My baby is happiest outside, so in the evenings when the sun is setting we love to hang out back on our patio. The night we spontaneously splurged on Pottery Barn patio furniture a few years ago turned out to be a really expensive date with my man...(we are lousy window shoppers) but we get a lot of mileage out of it and have never looked back.
With Cayman's new found mobility, his "hanging" is better described as rolling, so I sit beside him to keep him from turbo-ing right off the cushions. That's where I am now, and that's why I have time to post a blog entry. It's always nice when motherhood duties (keep child alive) collide with personal indulgences (blogging about it) to create the kind of multitasking that is enjoyable and inspiring rather than the usual feats of multitasking madness (applying mascara with one hand, clipping child's fingernails with the other, all while driving with the knee). You think I'm joking.

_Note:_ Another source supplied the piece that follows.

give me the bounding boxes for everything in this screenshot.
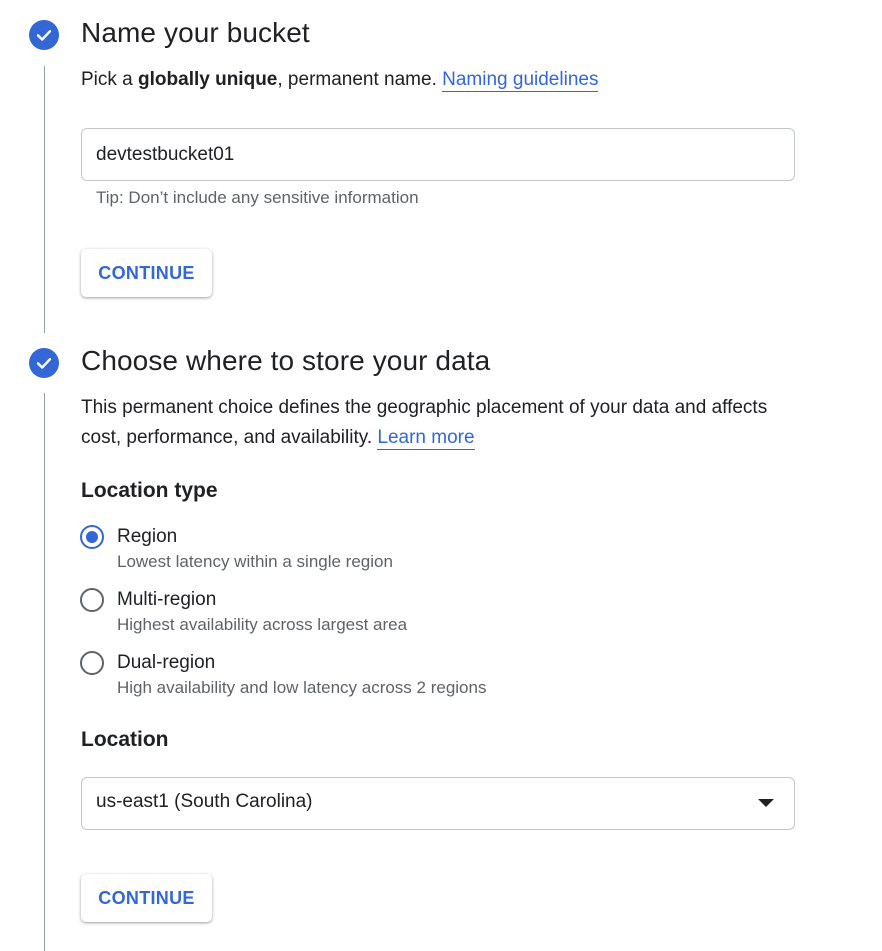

My older kids went shoe shopping with dad and my two year old is out here taking pictures with my phone--now that he has finished playing drums on the metal mesh laundry hamper he insisted I wear upside down on my head for him to pound on. Yeah, I'm a sucker for agreeing to it, but had you seen that look in his eyes you would have done the same.
It is cool enough outside to wear my traveling SIB sweatshirt (more on that later) and nobody expects dinner on soccer practice nights, sooooo, it's just me, a cool breeze, a laptop, and two of the world's finest creations--if I do say so myself--with nothing but time to enjoy the moment.
Now here's my dirty little secret: When I walk back inside this post will become null and void as I am hit with a wall of awaiting responsibility. I'm not even half way through my stack of Propostion 8 phone calls. I haven't finished (or started) a teacher letter due tomorrow. I have laundry accumulating in the garage, and my daughter's thank you letters are in the same 'waiting for stamps' pile they've been in for a week. Not to mention my house could double as an obstacle course for all the random things that need picking up.
So if you should peek over my back fence tonight and find a sleeping mound of mama glued to the patio furniture, you'll know I wasn't woman enough to face the inside duties just yet. But maybe you'll be kind enough to praise my economical tactics (getting my money's worth out of this patio furniture), and I will be respectable once again.